As atividades foram definidas na reunião do Fórum do Funcionalismo Público de São Paulo, realizada no início deste mês, e composta pelas entidades sindicais do setor público.

Destruição do patrimônio - Geraldo Alckmin (PSDB), no governo do estado, e João Doria (PSDB), na prefeitura da capital, têm promovido o sucatemento dos serviços públicos em São Paulo e ameaçando entregar as empresas públicas aos empresários por meio de privatizações.

No cenário nacional, com Michel Temer (PMDB) na Presidência, também estão em risco diversas estatais, como as dos setores financeiro, petróleo e telecomunicações. Soma-se a isso o congelamento dos investimentos nos serviços e as reformas nas leis trabalhistas que penalizam os servidores.

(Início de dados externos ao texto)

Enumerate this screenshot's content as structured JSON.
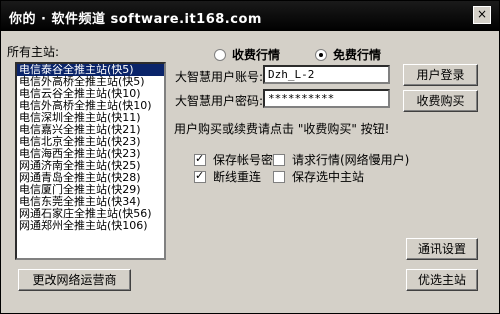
{
  "titlebar": {
    "title": "你的 · 软件频道 software.it168.com",
    "close_label": "×"
  },
  "server_list": {
    "label": "所有主站:",
    "items": [
      "电信泰谷全推主站(快5)",
      "电信外高桥全推主站(快5)",
      "电信云谷全推主站(快10)",
      "电信外高桥全推主站(快10)",
      "电信深圳全推主站(快11)",
      "电信嘉兴全推主站(快21)",
      "电信北京全推主站(快23)",
      "电信海西全推主站(快23)",
      "网通济南全推主站(快25)",
      "网通青岛全推主站(快28)",
      "电信厦门全推主站(快29)",
      "电信东莞全推主站(快34)",
      "网通石家庄全推主站(快56)",
      "网通郑州全推主站(快106)"
    ],
    "selected_index": 0
  },
  "mode": {
    "paid_label": "收费行情",
    "free_label": "免费行情",
    "selected": "free"
  },
  "login": {
    "account_label": "大智慧用户账号:",
    "account_value": "Dzh_L-2",
    "password_label": "大智慧用户密码:",
    "password_value": "**********",
    "login_button": "用户登录",
    "buy_button": "收费购买"
  },
  "hint": "用户购买或续费请点击 \"收费购买\" 按钮!",
  "options": {
    "save_account": {
      "label": "保存帐号密码",
      "checked": true
    },
    "request_quotes": {
      "label": "请求行情(网络慢用户)",
      "checked": false
    },
    "reconnect": {
      "label": "断线重连",
      "checked": true
    },
    "save_selected": {
      "label": "保存选中主站",
      "checked": false
    }
  },
  "buttons": {
    "comm_settings": "通讯设置",
    "change_isp": "更改网络运营商",
    "optimal_server": "优选主站"
  }
}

“É uma tarefa de todo o funcionalismo do estado construir um movimento de resistência e enfrentamento a toda essa política. Entendemos que o funcionalismo é quem garante à população que os direitos pelas políticas públicas sejam concretizados. E isso está ameaçado pela lógica do Estado Mínimo defendida por esses governos”, afirmou Sérgio Antiqueira, presidente do Sindicato dos Servidores Municipais de São Paulo (Sindsep-SP).

 

 

A entidade lança no dia 19 a campanha SP Não Está à Venda, que irá colher assinaturas para um projeto de lei que exija que cada proposta de privatização ou concessão pretendida por João Doria seja submetida à consulta da população.

Já Léo Canabrava, do Sindicato dos Trabalhadores Ferroviários da Zona Central do Brasil, lembrou da falta de valorização enfrentada pelos servidores. “A cada ano o governo do estado tem pressionado o trabalhador das empresas públicas como a CPTM, o colocando sob pressão através de punições. Além disso, nós tivemos zero de aumento neste ano. Já a ferrovia vem sendo sucateada por falta de gestão, não tendo a manutenção devida e gerando problemas como a lentidão.”

Apeoesp - O ato desta sexta ocorreu após a assembleia e paralisação feita pela Apeoesp. Os professores se reuniram para cobrar de Geraldo Alckmin reajuste salarial da categoria e onde foi anunciado o cumprimento da liminar da Justiça que obriga o governo a pagar 10% de reajuste para toda a categoria, de ativos e aposentados.